Etions-nous seulement dans l’hôtel ou s’agissait-il d’une maison voisine? Et voilà que la dame papoue parle de faire des achats.
- J’ai compris, s’écrie Gala, elle va faire des courses avant de nous déposer!
Non, pourtant, elle cherche bien notre bar, le Kampai, rue Sulawesi: nous y sommes, voilà déjà la rue. Derrière les essuie-glaces, nous déchiffrons les enseignes. J’aperçois un luminaire Guiness. C’est une épicerie. Le Kampai existe. Nous le trouvons. Dix serveurs adolescents coiffés au gel, pas un client. Des frigidaires remplis de bouteilles. La dame et son fils s’en vont. Un serveur apporte deux Bintang, les décapsule, verse, fait un pas de côté, croise les mains sur le ventre, nous regarde boire. Toutes les trois gorgées, il ressert.

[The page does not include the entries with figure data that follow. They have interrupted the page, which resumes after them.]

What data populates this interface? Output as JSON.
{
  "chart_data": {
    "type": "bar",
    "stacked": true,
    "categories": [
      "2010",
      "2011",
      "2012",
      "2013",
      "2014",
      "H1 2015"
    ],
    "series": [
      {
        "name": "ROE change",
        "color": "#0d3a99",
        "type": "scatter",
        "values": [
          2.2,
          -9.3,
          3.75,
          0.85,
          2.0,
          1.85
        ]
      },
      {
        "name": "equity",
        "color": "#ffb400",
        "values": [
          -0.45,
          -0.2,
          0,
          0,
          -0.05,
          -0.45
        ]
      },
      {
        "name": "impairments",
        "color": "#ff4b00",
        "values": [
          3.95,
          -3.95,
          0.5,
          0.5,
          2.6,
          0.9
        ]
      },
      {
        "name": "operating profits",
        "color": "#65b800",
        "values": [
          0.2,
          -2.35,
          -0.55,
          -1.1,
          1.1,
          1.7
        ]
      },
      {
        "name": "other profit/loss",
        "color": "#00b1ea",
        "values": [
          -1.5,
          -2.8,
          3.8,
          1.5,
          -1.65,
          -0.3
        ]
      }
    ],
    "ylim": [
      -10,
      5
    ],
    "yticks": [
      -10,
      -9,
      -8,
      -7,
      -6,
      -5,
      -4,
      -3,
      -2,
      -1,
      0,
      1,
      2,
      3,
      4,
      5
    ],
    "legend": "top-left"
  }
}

- Je ne peux pas boire comme ça, fait Gala.
Elle le remercie. Il se retire.
- Tu l’as vexé.
- Penses-tu!
Lorsque nous ressortons, les adolescents ont le sourire. Le chef agite l’addition et fait au revoir. Ils se mettent à trois pour nous ouvrir la porte du taxi. La température aussitôt chute.